Another fact regarding this item is that in the case of Pope Julius II, he signed with a J, for his papal name and also for his baptismal name. Pope Sixtus also signed in the same way: ‘F’, for Francesco, his baptismal name, because this was the common form of signature during his time, too.
This was the first year of his pontificate.
A Papal Fiat: a request either by a diocese, a bishop or a religious order, or some wealthy/powerful family, for permission from the pope.
This is one of two illuminated manuscripts in the collection. It has his coat of arms, the oak tree with the cross keys and the tiara. There is a lot of colorful painting and gold leaf on this parchment. It is vellum, that is, lambskin dating to the first year of his pontificate, 1471.
The first part of the document is a large paragraph in a calligrapher’s hand. He signs, giving approval in light brown ink. Below that is a much smaller paragraph in the same calligrapher’s hand. He again signs it.
These papal fiats are generally signed by the initial of their baptismal names, rather than their papal names. Therefore, this is signed with the letter F, for Francisco.

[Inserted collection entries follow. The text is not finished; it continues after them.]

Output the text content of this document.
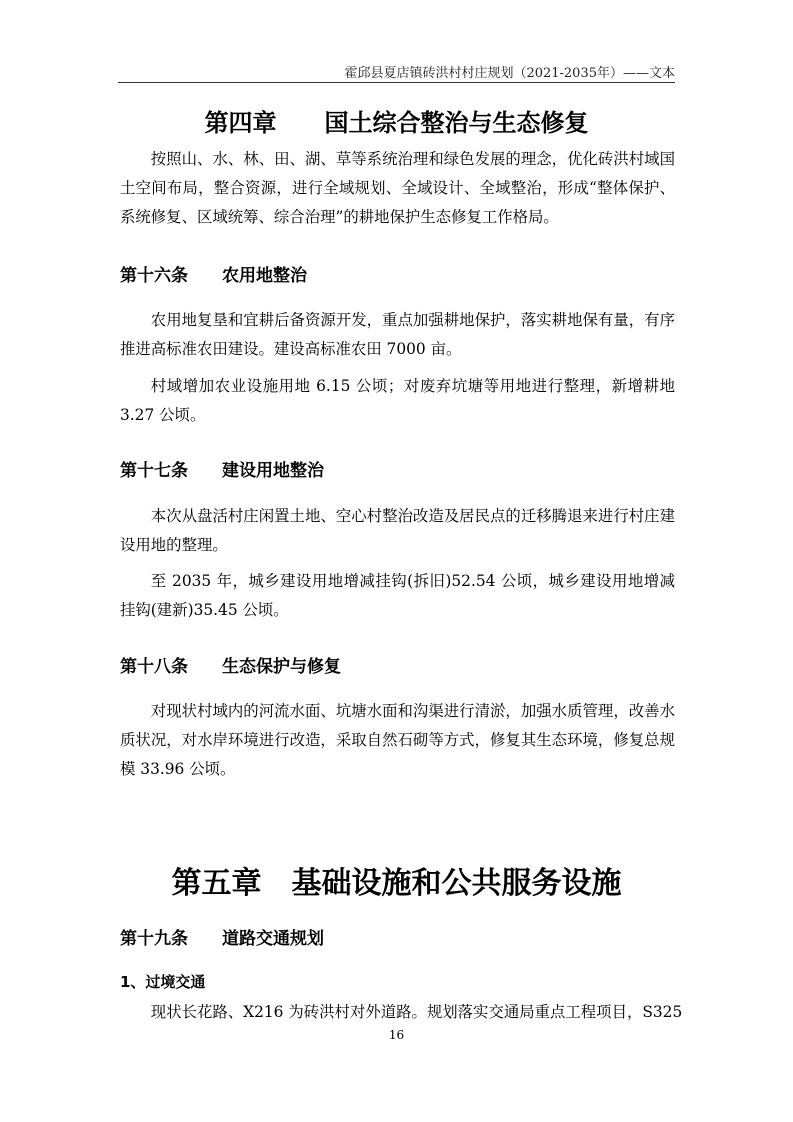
霍邱县夏店镇砖洪村村庄规划（2021-2035年）——文本
第四章　　国土综合整治与生态修复

按照山、水、林、田、湖、草等系统治理和绿色发展的理念，优化砖洪村域国土空间布局，整合资源，进行全域规划、全域设计、全域整治，形成“整体保护、系统修复、区域统筹、综合治理”的耕地保护生态修复工作格局。

第十六条　　农用地整治

农用地复垦和宜耕后备资源开发，重点加强耕地保护，落实耕地保有量，有序推进高标准农田建设。建设高标准农田 7000 亩。

村域增加农业设施用地 6.15 公顷；对废弃坑塘等用地进行整理，新增耕地 3.27 公顷。

第十七条　　建设用地整治

本次从盘活村庄闲置土地、空心村整治改造及居民点的迁移腾退来进行村庄建设用地的整理。

至 2035 年，城乡建设用地增减挂钩(拆旧)52.54 公顷，城乡建设用地增减挂钩(建新)35.45 公顷。

第十八条　　生态保护与修复

对现状村域内的河流水面、坑塘水面和沟渠进行清淤，加强水质管理，改善水质状况，对水岸环境进行改造，采取自然石砌等方式，修复其生态环境，修复总规模 33.96 公顷。

第五章　基础设施和公共服务设施
第十九条　　道路交通规划
1、过境交通

现状长花路、X216 为砖洪村对外道路。规划落实交通局重点工程项目，S325

16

This is the finest looking document in the Collection because of its ornate beauty and quality of illumination making it rarer than the majority of the Collection.
Translation & Information about the Manuscript from Professor John Adams:
It’s a supplication, sent to the Pope, by Count Philip of Savoy (he became Duke in 1496), requesting the privilege of choosing a confessor for himself and his family of his own desire (rather than in accordance with Canon Law). The supplication was granted (Fiat ut petit, de confessione in fora) as is noted by the signature of Pope Sixtus IV–the letter F for Francisco, his baptismal name.
Then there is a list of six “while we’re at it” requests: including a complete remission of sins at the hour of death. They too are granted (fiat ut p(etit) F.)
The last line, in another script is the official entry of the Datary’s office (Datum Romae apud Sanctum Petrum Tercio kl Februar. Anno Primo: 30 January); if it’s Sixtus IV, then that would be 1472.
Papal Artifacts extends our gratitude to Professor John Adams for his “illumination” of this manuscript. Thank you, Professor Adams.